Jurnalistik Berkelanjutan
Objektifitas Berita Lingkungan: Jurnalistik Berkelanjutan adalah buku pertamaku. Buku ini mengupas tentang pengalamanku tentang dampak pemberitaan lingkungan yang tidak akurat. Berita yang demikian tidak saja mampu mengguncang kehidupan pribadi seseorang tetapi juga tidak membantu lingkungan. Jika Anda ingin membacanya, Anda bisa menemukan sejumlah cuplikannya di blog ini

Rabu, 21 Januari 2009

Awal Kekhawatiran - Bab I


Objektifitas Berita Lingkungan: Jurnalistik Berkelanjutan


Suatu hari saat sedang menjalankan tugas jurnalistik, penulis bersama seorang jurnalis lain sedang mewawancarai Wakil Kepala Dinas Kehutanan Propvinsi Riau Ir. Sudirno, MM di ruang kerjanya. Tiba-tiba seorang perempuan berjilbab dengan seragam putih-putih masuk ruangan tanpa mengetuk pintu. Wajahnya terlihat sedikit pucat dan langsung duduk sambil berbicara dengan nada tersendat-sendat.
Arah pembicaraannya tak begitu jelas, ketika ia menyebut soal komitmen mereka berdua untuk bekerja secara halal dalam membiayai kehidupan mereka dan anak-anaknya. Penulis masih kehilangan konteks, sampai ia menyodorkan halaman koran yang memuat berita berjudul “Wakadishut Riau Diperiksa, terkait Kasus Ilog di Siak Kecil”. Penulis diam terpaku, tidak menyangka berita yang dilansir dua hari yang lalu itu bisa mengguncang hati wanita yang berprofesi sebagai seorang dokter di sebuah rumah sakit di Pekanbaru itu.
Penulis lalu mendengarkan ia berkeluh kesah kepada suaminya, dengan menyiratkan sebuah kegelisahan. Menurut ceritanya ada desas desus tak sedap di rumah sakit tempatnya bekerja, tentang suaminya yang terlibat pembalakan kayu liar (Illegal logging atau disingkat ilog dalam berita itu). Berita dari mulut ke mulut itu, akhirnya sampai ke telinganya, ketika salah seorang temannya menanyakan perihal itu kepadanya. Mendengar pertanyaan itu, ia mengaku lemas dan mencari tahu sumber desas desus itu. Ternyata, isu tak sedap itu bersumber dari berita di koran. Ia merasa malu dan tertekan dengan berita itu. Hari itu dengan terburu-buru ia meninggalkan tugasnya, demi mendapatkan penjelasan dari suaminya.

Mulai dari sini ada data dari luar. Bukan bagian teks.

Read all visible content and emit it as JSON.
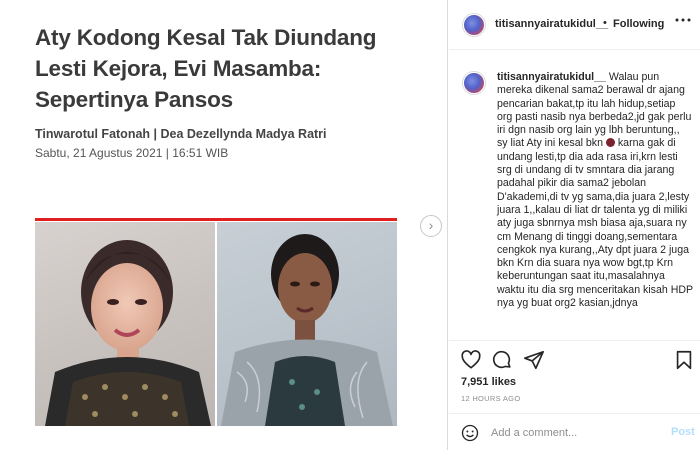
{
  "article": {
    "headline": "Aty Kodong Kesal Tak Diundang Lesti Kejora, Evi Masamba: Sepertinya Pansos",
    "authors": "Tinwarotul Fatonah | Dea Dezellynda Madya Ratri",
    "date": "Sabtu, 21 Agustus 2021 | 16:51 WIB",
    "accent_color": "#e02020"
  },
  "carousel": {
    "next_icon": "chevron-right-icon"
  },
  "header": {
    "username": "titisannyairatukidul__",
    "separator": "•",
    "follow_label": "Following",
    "more_icon": "more-horizontal-icon"
  },
  "caption": {
    "username": "titisannyairatukidul__",
    "text_before_emoji": " Walau pun mereka dikenal sama2 berawal dr ajang pencarian bakat,tp itu lah hidup,setiap org pasti nasib nya berbeda2,jd gak perlu iri dgn nasib org lain yg lbh beruntung,, sy liat Aty ini kesal bkn",
    "text_after_emoji": " karna gak di undang lesti,tp dia ada rasa iri,krn lesti srg di undang di tv smntara dia jarang padahal pikir dia sama2 jebolan D'akademi,di tv yg sama,dia juara 2,lesty juara 1,,kalau di liat dr talenta yg di miliki aty juga sbnrnya msh biasa aja,suara ny cm Menang di tinggi doang,sementara cengkok nya kurang,,Aty dpt juara 2 juga bkn Krn dia suara nya wow bgt,tp Krn keberuntungan saat itu,masalahnya waktu itu dia srg menceritakan kisah HDP nya yg buat org2 kasian,jdnya"
  },
  "actions": {
    "likes": "7,951 likes",
    "time": "12 HOURS AGO"
  },
  "add_comment": {
    "placeholder": "Add a comment...",
    "post_label": "Post"
  },
  "colors": {
    "link_blue_disabled": "#b2dffc",
    "border": "#dbdbdb",
    "muted": "#8e8e8e"
  }
}
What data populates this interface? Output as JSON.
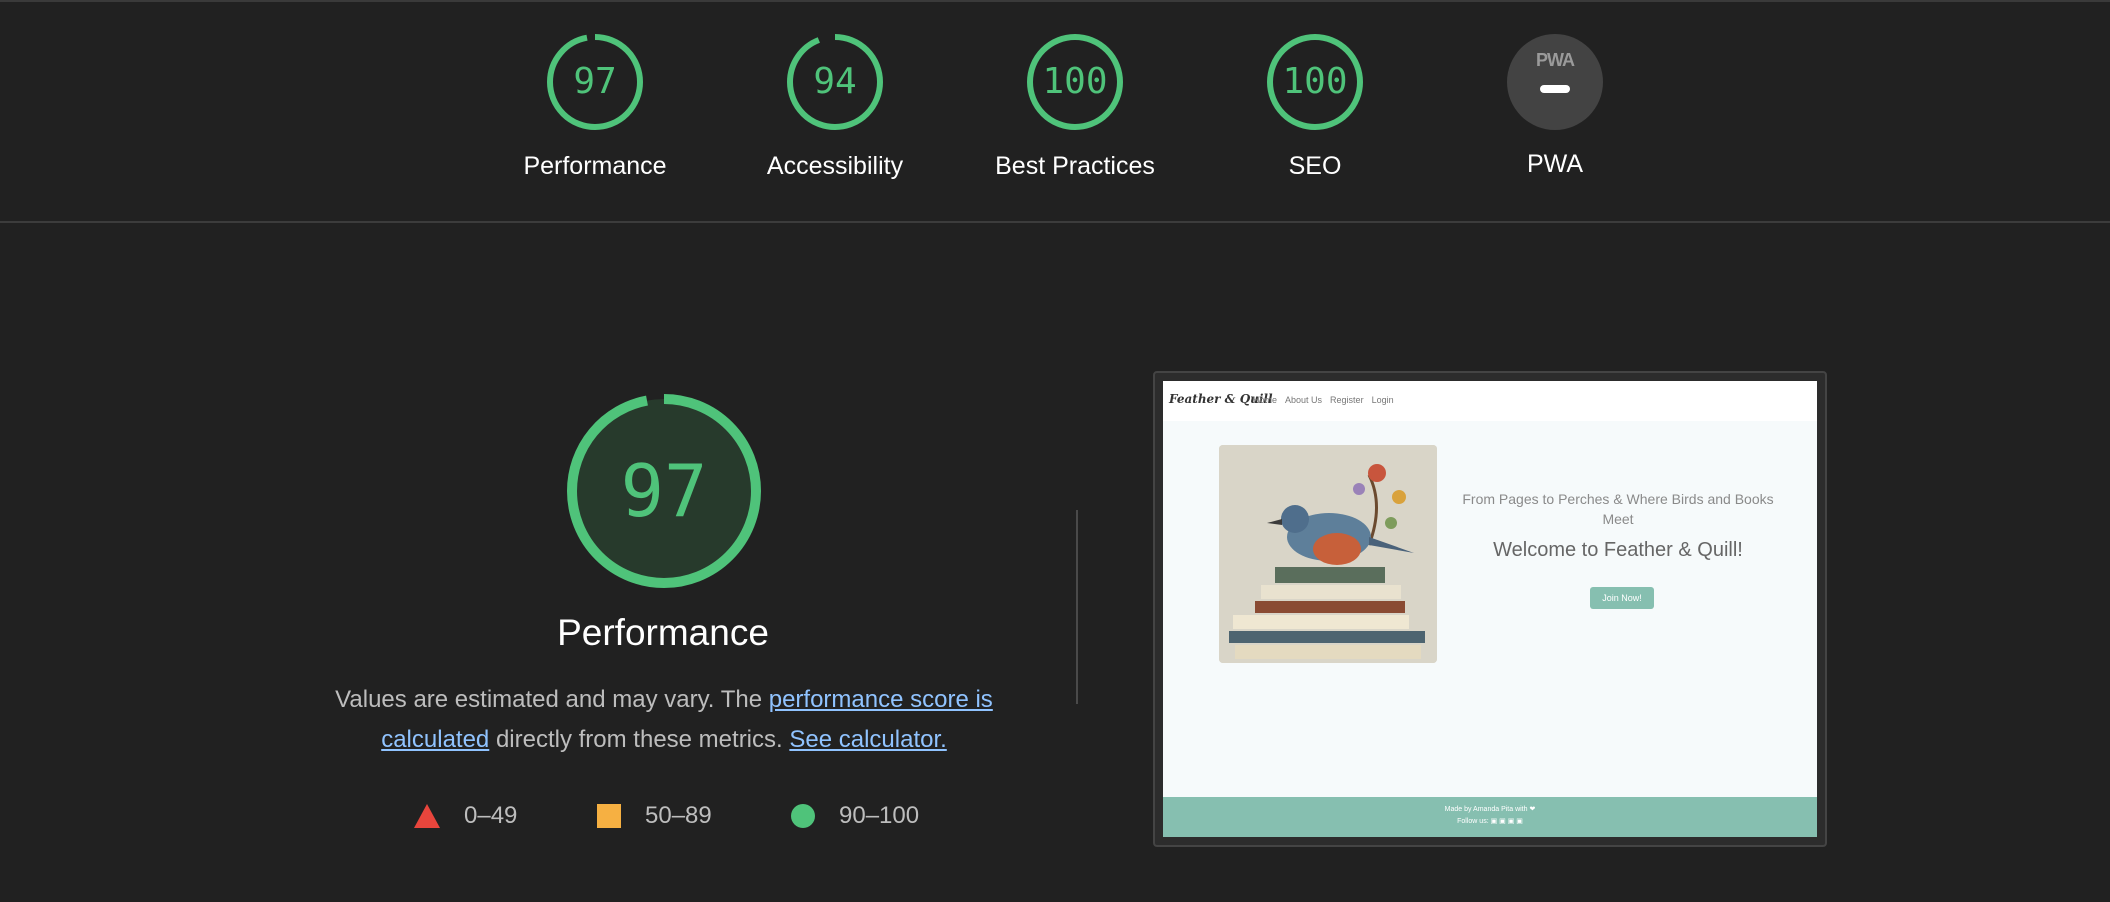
{
  "summary_gauges": [
    {
      "score": "97",
      "label": "Performance",
      "fraction": 0.97
    },
    {
      "score": "94",
      "label": "Accessibility",
      "fraction": 0.94
    },
    {
      "score": "100",
      "label": "Best Practices",
      "fraction": 1.0
    },
    {
      "score": "100",
      "label": "SEO",
      "fraction": 1.0
    }
  ],
  "pwa": {
    "badge": "PWA",
    "label": "PWA"
  },
  "performance": {
    "score": "97",
    "fraction": 0.97,
    "title": "Performance",
    "desc_prefix": "Values are estimated and may vary. The ",
    "link1": "performance score is calculated",
    "desc_mid": " directly from these metrics. ",
    "link2": "See calculator."
  },
  "legend": [
    {
      "range": "0–49",
      "shape": "triangle",
      "color": "#e8453c"
    },
    {
      "range": "50–89",
      "shape": "square",
      "color": "#f6b042"
    },
    {
      "range": "90–100",
      "shape": "circle",
      "color": "#4fc37a"
    }
  ],
  "colors": {
    "pass": "#4fc37a",
    "background": "#212121"
  },
  "preview": {
    "logo": "Feather & Quill",
    "nav": [
      "Home",
      "About Us",
      "Register",
      "Login"
    ],
    "subtitle": "From Pages to Perches & Where Birds and Books Meet",
    "heading": "Welcome to Feather & Quill!",
    "button": "Join Now!",
    "footer_made": "Made by Amanda Pita with ❤",
    "footer_follow": "Follow us: ▣ ▣ ▣ ▣"
  }
}
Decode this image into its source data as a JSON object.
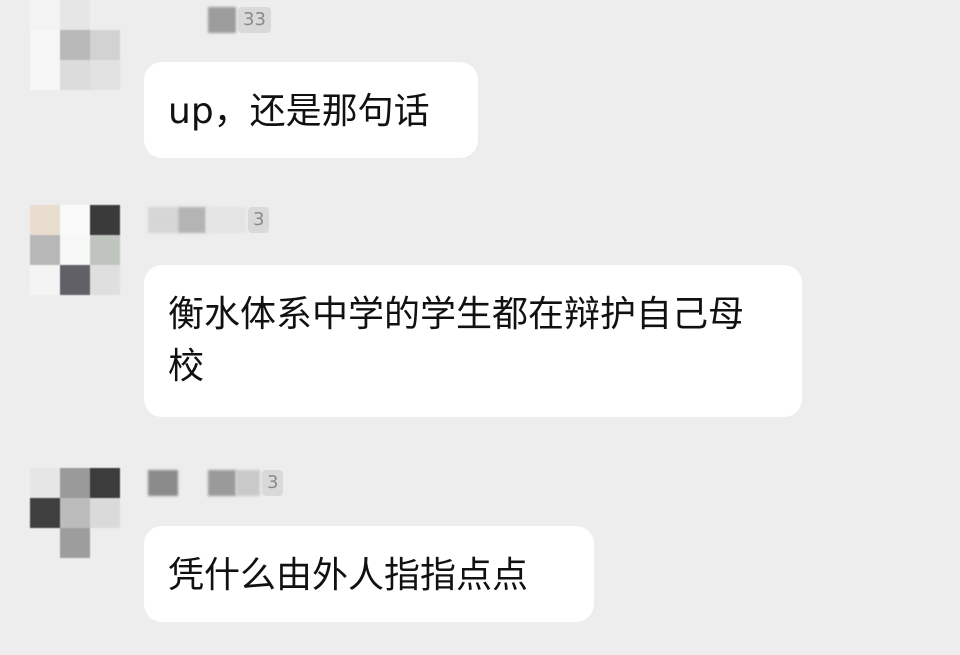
{
  "messages": [
    {
      "sender_suffix": "33",
      "text": "up，还是那句话"
    },
    {
      "sender_suffix": "3",
      "text": "衡水体系中学的学生都在辩护自己母校"
    },
    {
      "sender_suffix": "3",
      "text": "凭什么由外人指指点点"
    }
  ],
  "colors": {
    "background": "#ededed",
    "bubble": "#ffffff",
    "text": "#111111"
  }
}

Memahami duduk persoalannya, suaminya tersenyum ringan kemudian tertawa. “Jangan percaya berita di koran. Berita itu tidak benar,” ujarnya menenangkan istrinya. Kepada kami berdua yang hadir di ruangan itu, Sudirno mengaku bukan sekali ini diperlakukan tidak adil oleh media massa.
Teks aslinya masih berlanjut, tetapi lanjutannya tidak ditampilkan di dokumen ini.